Erin Rheinscheld has endured more than a mother should. The eldest of her five children, Catherine, passed away in August 2017. She was 16 years old.
Rheinscheld was working in the legal field and for a medical device manufacturing company in a regulatory role where she helped numerous devices become FDA approved for use and sale.
“When Catherine passed away, I wasn’t sure what to do, but I didn’t see myself continuing through the corporate world,” she said.
She used the experience to change the lives of others.
In March 2018, Rheinscheld and her daughter’s best friend, Julia Stranahan, founded Catherine’s Orchestra for All. It is a nonprofit that ensures anyone who wants access to music education or opportunities can participate, regardless of their income or background. Rheinscheld serves as executive director.
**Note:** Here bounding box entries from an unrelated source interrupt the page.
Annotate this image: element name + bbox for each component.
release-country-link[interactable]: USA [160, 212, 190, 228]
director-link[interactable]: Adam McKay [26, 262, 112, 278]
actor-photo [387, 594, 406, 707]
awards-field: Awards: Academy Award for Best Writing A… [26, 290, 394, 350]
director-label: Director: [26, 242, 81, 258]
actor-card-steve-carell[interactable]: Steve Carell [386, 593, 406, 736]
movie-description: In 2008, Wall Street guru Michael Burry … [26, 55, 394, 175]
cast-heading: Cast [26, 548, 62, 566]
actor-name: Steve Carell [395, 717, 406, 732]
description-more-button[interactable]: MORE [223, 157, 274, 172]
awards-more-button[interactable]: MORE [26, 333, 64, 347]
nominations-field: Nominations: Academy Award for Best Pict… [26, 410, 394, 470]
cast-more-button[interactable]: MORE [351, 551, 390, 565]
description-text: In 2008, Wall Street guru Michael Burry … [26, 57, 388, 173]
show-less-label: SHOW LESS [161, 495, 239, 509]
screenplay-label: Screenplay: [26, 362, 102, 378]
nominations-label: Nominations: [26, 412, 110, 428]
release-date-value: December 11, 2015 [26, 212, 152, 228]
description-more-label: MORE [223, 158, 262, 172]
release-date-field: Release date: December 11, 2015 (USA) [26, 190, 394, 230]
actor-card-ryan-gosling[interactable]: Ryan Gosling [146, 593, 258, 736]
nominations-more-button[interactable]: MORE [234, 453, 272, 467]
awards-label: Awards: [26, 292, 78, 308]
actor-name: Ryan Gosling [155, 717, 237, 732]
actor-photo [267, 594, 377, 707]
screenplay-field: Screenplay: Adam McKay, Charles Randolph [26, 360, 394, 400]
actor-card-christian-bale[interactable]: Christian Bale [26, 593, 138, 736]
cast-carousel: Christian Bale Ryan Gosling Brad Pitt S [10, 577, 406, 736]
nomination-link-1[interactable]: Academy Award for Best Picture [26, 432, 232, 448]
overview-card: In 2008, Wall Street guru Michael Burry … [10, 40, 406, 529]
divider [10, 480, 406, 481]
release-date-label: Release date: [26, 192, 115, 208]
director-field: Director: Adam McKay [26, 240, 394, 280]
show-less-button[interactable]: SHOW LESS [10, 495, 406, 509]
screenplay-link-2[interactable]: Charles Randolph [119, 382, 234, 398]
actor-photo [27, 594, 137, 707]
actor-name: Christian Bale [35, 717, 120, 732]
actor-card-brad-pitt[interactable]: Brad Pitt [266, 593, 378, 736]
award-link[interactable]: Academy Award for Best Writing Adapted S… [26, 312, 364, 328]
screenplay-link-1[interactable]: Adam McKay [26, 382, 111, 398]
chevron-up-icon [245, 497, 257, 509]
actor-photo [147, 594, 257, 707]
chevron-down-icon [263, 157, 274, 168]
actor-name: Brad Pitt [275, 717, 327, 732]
She runs day-to-day operations with Katherine Stranahan, who serves as vice president.
“I write grants, provide presentations on music education and why it matters, assist in various middle school and high school band program to ensure they have what they need,” she said.
“One of my favorite things about this job is working with students. We have the privilege of providing an instrument petting zoo to elementary schools to give them more information about band. Students get to see, hear, touch and play a variety of instruments.”
She enjoys seeing their faces light up when they make their first sounds on a trombone or flute.
“We have the opportunity to tell these elementary school students about the benefits of middle school and high school bands, including options for college and scholarships. Quite a number of the fifth graders we worked with last school year ended up signing up for middle school band. Getting to go into those middle school band programs and seeing those same students from our instrument petting zoo playing an instrument is so special,” Rheinscheld added.
Rheinscheld is from St. Petersburg, Fla. Her family moved to Tennessee because of her father’s job in 1990. She has spent the majority of her life in Wilson County.
In 2013, she married Joshua Rheinscheld. Their family includes Max, 14; Charlie, 11; Henry, 4; and her bonus son, Hughes, 12.
When she isn’t sharing the COFA mission, Rheinscheld loves to sew.
“There is something quite fun about taking a pile of fabric and turning it into something amazing,” she said.
She is also an avid music lover and is learning to play the ukulele and banjo.
Rheinscheld shared that she admires women who have overcome adversity, such as Melissa Jefferson who goes by the stage name Lizzo.
“She was a self-described ‘band nerd’ who struggled with being herself. She is an incredibly talented flute player who went to the University of Houston to study classical flute performance,” she recalled. “Despite having a job lined up with a prominent symphony, she left it all and decided to stay true to what she wanted. From 2011 until 2016, she was out performing and working on her talent, all while working to support herself. In 2016, she started to gain some attention in the industry and just kept working. In 2018, she broke through the barrier to become one of the most popular artists today … She is an inspiration for young musicians and is a huge supporter of high school and college marching band programs which aligns with my personal views, as well as our non-profit.”